I hate disappointing friends

Recently I have been so bogged down with class, work, and having enough money to do gifts for everyone for Christmas that everything else just gets put aside. I try to be the best friend that I can be, and I am always here to listen, but I do not have a lot of free time for my friends and they sometimes feel that. I have one friend who is trying to do a book study over a women's christian book, and her first one was supposed to be this Thursday. I think I was supposed to be there, and she was expecting me as her support, but I failed to ask off of work to make sure I made it to her book study. I had to ask of the days before though so I could have time off work to study for my finals, otherwise I would try and get my schedule switched, not to mention I need to work to have enough money for Christmas.
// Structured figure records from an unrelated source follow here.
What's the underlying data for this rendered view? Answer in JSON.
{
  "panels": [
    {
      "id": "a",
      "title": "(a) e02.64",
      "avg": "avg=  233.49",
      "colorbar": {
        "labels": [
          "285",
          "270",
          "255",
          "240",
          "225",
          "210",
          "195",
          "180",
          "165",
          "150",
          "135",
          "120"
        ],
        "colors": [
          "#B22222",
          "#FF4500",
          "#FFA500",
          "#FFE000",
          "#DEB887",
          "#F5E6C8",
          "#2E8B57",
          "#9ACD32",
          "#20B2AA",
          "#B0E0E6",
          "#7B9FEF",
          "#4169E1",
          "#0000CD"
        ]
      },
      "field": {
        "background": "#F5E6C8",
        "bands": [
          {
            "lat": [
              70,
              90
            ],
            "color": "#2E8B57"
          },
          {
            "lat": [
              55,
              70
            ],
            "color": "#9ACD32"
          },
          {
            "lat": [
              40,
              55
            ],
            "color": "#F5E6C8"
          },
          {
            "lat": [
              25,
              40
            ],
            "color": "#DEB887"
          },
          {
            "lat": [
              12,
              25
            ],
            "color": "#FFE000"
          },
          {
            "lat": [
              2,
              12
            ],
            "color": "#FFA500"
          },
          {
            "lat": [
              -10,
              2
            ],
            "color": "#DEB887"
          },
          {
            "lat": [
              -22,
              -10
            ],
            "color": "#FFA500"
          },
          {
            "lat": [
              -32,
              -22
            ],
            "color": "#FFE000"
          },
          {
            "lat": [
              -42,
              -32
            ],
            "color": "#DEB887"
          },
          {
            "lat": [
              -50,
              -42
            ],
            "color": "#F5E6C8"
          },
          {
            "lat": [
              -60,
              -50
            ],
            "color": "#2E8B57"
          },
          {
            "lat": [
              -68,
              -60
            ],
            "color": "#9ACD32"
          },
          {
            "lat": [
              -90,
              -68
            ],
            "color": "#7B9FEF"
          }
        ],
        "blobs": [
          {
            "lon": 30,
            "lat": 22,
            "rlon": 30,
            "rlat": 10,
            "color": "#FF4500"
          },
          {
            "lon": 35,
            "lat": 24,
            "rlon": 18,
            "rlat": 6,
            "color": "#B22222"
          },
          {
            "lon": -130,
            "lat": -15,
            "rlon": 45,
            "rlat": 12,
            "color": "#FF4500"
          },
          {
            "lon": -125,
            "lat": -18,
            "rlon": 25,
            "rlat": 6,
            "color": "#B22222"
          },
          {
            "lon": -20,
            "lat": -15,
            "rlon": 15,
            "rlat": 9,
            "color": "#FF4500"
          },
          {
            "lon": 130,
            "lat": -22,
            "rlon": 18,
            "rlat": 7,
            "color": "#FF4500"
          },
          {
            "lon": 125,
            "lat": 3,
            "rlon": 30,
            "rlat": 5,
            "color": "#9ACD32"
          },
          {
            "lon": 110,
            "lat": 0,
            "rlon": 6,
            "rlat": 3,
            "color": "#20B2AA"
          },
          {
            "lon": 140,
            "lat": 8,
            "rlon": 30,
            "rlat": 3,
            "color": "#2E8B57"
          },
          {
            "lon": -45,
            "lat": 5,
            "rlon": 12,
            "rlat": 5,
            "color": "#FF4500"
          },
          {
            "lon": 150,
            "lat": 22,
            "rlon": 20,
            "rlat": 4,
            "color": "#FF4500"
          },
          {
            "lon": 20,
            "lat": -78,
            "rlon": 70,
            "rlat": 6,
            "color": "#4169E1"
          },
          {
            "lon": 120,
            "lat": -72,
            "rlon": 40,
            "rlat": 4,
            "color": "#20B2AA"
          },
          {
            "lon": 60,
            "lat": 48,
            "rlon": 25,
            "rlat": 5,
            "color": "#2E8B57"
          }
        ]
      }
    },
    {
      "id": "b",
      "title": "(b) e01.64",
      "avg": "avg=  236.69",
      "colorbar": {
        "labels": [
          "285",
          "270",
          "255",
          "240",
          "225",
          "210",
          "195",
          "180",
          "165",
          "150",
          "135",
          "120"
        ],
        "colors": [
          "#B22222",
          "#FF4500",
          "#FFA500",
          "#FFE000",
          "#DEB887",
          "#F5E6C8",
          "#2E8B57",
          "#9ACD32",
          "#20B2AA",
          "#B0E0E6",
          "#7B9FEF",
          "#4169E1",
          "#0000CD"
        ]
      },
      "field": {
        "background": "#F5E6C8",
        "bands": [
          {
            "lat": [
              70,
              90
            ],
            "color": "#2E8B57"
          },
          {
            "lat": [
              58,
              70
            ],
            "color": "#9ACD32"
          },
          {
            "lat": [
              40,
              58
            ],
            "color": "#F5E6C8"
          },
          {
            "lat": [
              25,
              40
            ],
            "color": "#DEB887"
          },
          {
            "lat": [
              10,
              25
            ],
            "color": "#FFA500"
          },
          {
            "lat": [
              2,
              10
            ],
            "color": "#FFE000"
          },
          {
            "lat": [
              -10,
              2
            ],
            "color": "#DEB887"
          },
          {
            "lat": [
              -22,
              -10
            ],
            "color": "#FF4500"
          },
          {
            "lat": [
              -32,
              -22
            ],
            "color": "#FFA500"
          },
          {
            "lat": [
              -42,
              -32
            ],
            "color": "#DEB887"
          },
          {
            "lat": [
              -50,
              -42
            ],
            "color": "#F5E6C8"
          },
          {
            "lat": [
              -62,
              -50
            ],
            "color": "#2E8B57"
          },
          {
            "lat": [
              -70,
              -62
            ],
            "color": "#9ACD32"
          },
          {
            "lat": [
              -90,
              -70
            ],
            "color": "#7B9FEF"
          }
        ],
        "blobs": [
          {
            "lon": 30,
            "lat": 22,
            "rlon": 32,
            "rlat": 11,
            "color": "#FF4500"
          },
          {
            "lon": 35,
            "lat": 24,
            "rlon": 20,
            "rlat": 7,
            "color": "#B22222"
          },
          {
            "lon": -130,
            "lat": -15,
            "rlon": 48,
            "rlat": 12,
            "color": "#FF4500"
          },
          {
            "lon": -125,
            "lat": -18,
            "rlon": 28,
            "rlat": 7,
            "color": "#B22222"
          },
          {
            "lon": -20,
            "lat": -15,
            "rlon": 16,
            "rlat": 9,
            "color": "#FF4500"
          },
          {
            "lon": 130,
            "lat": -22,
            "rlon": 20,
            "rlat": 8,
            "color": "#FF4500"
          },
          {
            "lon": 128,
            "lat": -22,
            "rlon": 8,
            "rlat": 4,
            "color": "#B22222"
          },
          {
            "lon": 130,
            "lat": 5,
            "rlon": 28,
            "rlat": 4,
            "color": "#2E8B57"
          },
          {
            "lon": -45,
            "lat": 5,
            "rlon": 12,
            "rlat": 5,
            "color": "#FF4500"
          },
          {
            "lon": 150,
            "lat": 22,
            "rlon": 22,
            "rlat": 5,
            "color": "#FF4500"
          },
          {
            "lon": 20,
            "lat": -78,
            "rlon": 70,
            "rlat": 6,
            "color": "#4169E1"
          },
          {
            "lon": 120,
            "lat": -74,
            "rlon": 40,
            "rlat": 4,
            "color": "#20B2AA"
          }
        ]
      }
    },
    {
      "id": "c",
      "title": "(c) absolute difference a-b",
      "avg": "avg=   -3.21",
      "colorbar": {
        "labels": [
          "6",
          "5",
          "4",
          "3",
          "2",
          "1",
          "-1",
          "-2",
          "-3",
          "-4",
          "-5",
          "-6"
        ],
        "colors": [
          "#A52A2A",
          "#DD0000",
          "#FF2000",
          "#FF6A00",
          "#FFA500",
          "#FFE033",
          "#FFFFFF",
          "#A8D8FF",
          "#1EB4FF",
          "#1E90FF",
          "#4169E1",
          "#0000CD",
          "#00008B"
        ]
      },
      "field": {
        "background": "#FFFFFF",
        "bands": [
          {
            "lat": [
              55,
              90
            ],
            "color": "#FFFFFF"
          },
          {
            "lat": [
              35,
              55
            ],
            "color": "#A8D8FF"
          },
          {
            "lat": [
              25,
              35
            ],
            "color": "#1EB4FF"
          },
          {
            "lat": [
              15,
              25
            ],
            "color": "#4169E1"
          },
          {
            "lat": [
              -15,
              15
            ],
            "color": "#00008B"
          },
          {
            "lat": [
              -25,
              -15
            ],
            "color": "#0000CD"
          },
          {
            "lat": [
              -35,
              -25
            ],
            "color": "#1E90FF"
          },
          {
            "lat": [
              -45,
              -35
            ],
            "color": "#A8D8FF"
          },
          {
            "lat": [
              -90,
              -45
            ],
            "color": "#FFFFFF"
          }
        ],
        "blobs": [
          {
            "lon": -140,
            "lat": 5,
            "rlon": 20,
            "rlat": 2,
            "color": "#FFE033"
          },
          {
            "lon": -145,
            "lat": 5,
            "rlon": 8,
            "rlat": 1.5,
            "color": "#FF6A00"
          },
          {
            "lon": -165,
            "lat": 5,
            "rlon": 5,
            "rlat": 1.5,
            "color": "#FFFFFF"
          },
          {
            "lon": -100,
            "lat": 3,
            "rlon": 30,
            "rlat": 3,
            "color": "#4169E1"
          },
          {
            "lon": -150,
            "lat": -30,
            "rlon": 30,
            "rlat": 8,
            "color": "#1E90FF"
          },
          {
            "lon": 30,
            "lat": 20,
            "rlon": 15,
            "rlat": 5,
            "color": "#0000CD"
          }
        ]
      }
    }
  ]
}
I feel really awful about disappointing her, and she does an extra good job making me feel worse about it, but I try to stay positive and not get mad at her for being a little over dramatic about it. And that is horrible I say that, but you all know the time when you know people are upset with you and text "Alright. It's fine." I do not do well with people being disappointed in me, and it really eats away at me. I try not to think about it all the time, because she gets upset with me quite a bit, which I do not like at all. But I mean you can only apologize so much and feel bad so much. And that never solves the problem, so I need not to worry about it so much. I hope she will forgive me soon, and know I did not intentionally forget to ask off. :/ I hope this blows over soon.